ECLI:NL:GHARL:2020:10147

Gerechtshof Arnhem-Leeuwarden

Datum uitspraak
4 december 2020
Publicatiedatum
7 december 2020
Zaaknummer
21-000394-18
Instantie
Gerechtshof Arnhem-Leeuwarden
Type
Uitspraak
Rechtsgebied
Strafrecht
Procedures
  • Hoger beroep
Rechters
Vindplaatsen
  • Rechtspraak.nl
AI samenvatting door LexboostAutomatisch gegenereerd

Vrijspraak in hoger beroep voor openlijke geweldpleging

In deze zaak heeft het gerechtshof Arnhem-Leeuwarden op 4 december 2020 uitspraak gedaan in hoger beroep tegen een vonnis van de politierechter in de rechtbank Noord-Nederland. De verdachte, geboren in 1992, was eerder veroordeeld tot een taakstraf en een voorwaardelijke gevangenisstraf voor openlijke geweldpleging. Het hoger beroep was ingesteld tegen dit vonnis, waarbij de verdachte ontkende schuldig te zijn aan de tenlastegelegde feiten. Tijdens de zitting op 20 november 2020 heeft de advocaat-generaal een taakstraf geëist, maar het hof heeft na onderzoek besloten tot vrijspraak.

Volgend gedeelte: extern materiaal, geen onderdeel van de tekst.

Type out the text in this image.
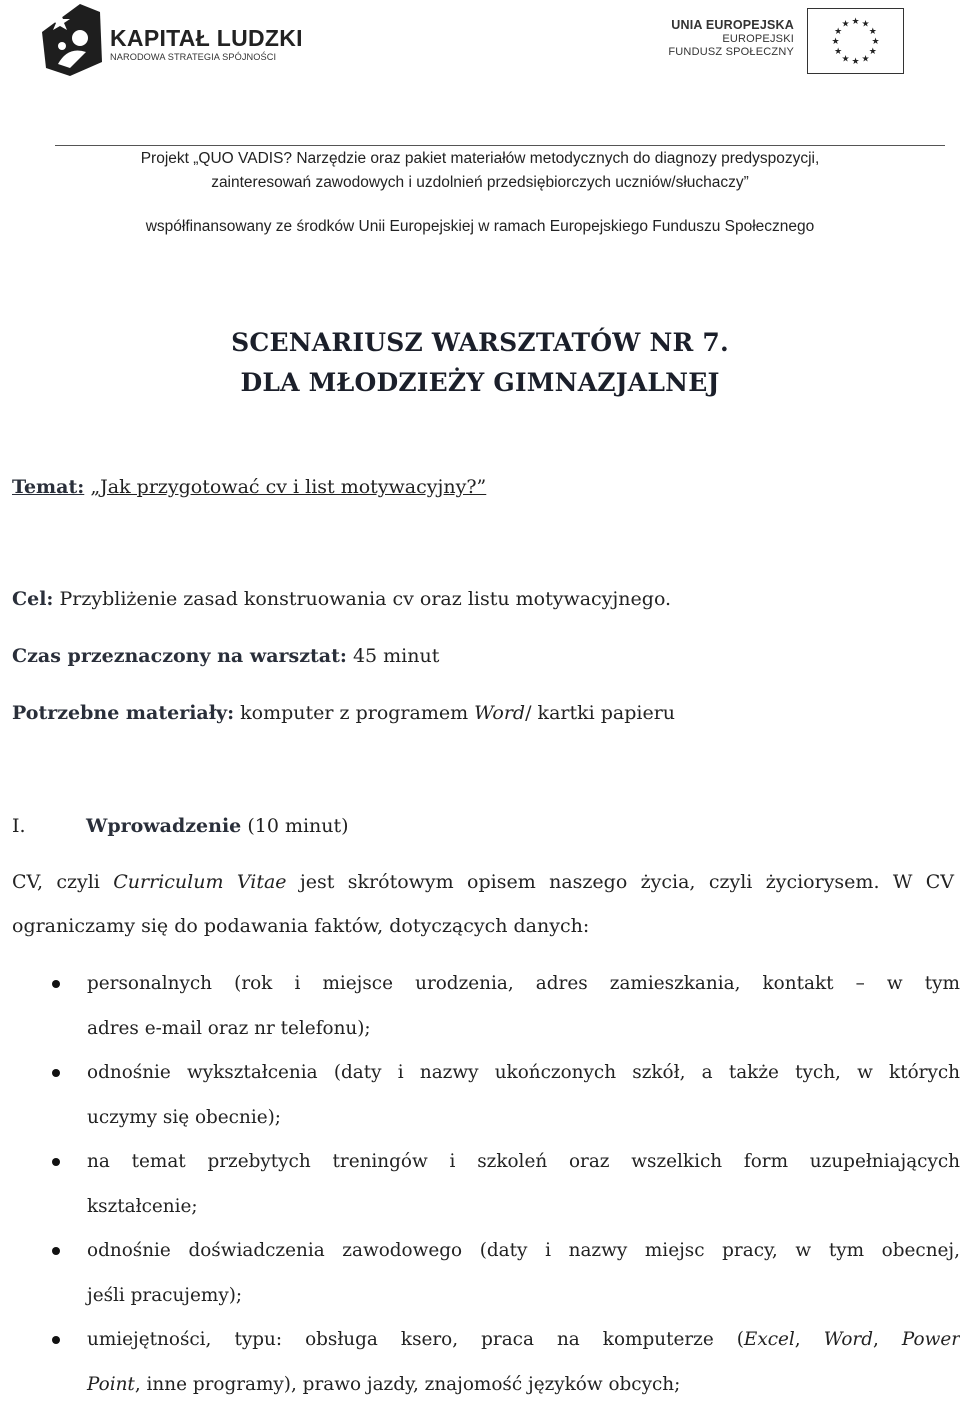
KAPITAŁ LUDZKI
NARODOWA STRATEGIA SPÓJNOŚCI
UNIA EUROPEJSKA
EUROPEJSKI
FUNDUSZ SPOŁECZNY
★ ★
★
★
★
★
★
★
★
★
★
★
Projekt „QUO VADIS? Narzędzie oraz pakiet materiałów metodycznych do diagnozy predyspozycji,
zainteresowań zawodowych i uzdolnień przedsiębiorczych uczniów/słuchaczy”
współfinansowany ze środków Unii Europejskiej w ramach Europejskiego Funduszu Społecznego
SCENARIUSZ WARSZTATÓW NR 7.
DLA MŁODZIEŻY GIMNAZJALNEJ
Temat: „Jak przygotować cv i list motywacyjny?”
Cel: Przybliżenie zasad konstruowania cv oraz listu motywacyjnego.
Czas przeznaczony na warsztat: 45 minut
Potrzebne materiały: komputer z programem Word/ kartki papieru
I.	Wprowadzenie (10 minut)
CV, czyli Curriculum Vitae jest skrótowym opisem naszego życia, czyli życiorysem. W CV
ograniczamy się do podawania faktów, dotyczących danych:
personalnych (rok i miejsce urodzenia, adres zamieszkania, kontakt – w tym
adres e-mail oraz nr telefonu);
odnośnie wykształcenia (daty i nazwy ukończonych szkół, a także tych, w których
uczymy się obecnie);
na temat przebytych treningów i szkoleń oraz wszelkich form uzupełniających
kształcenie;
odnośnie doświadczenia zawodowego (daty i nazwy miejsc pracy, w tym obecnej,
jeśli pracujemy);
umiejętności, typu: obsługa ksero, praca na komputerze (Excel, Word, Power
Point, inne programy), prawo jazdy, znajomość języków obcych;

Het hof heeft vastgesteld dat er onvoldoende bewijs was om de verdachte te veroordelen. De enige belastende verklaring kwam van de benadeelde partij, maar getuigen hebben verklaard dat de verdachte niet betrokken was bij het geweld. Een getuige heeft zelfs verklaard dat de broer van de verdachte, en niet de verdachte zelf, geweld heeft gebruikt. Gezien deze getuigenissen heeft het hof de aangifte van de benadeelde partij als onvoldoende betrouwbaar beoordeeld.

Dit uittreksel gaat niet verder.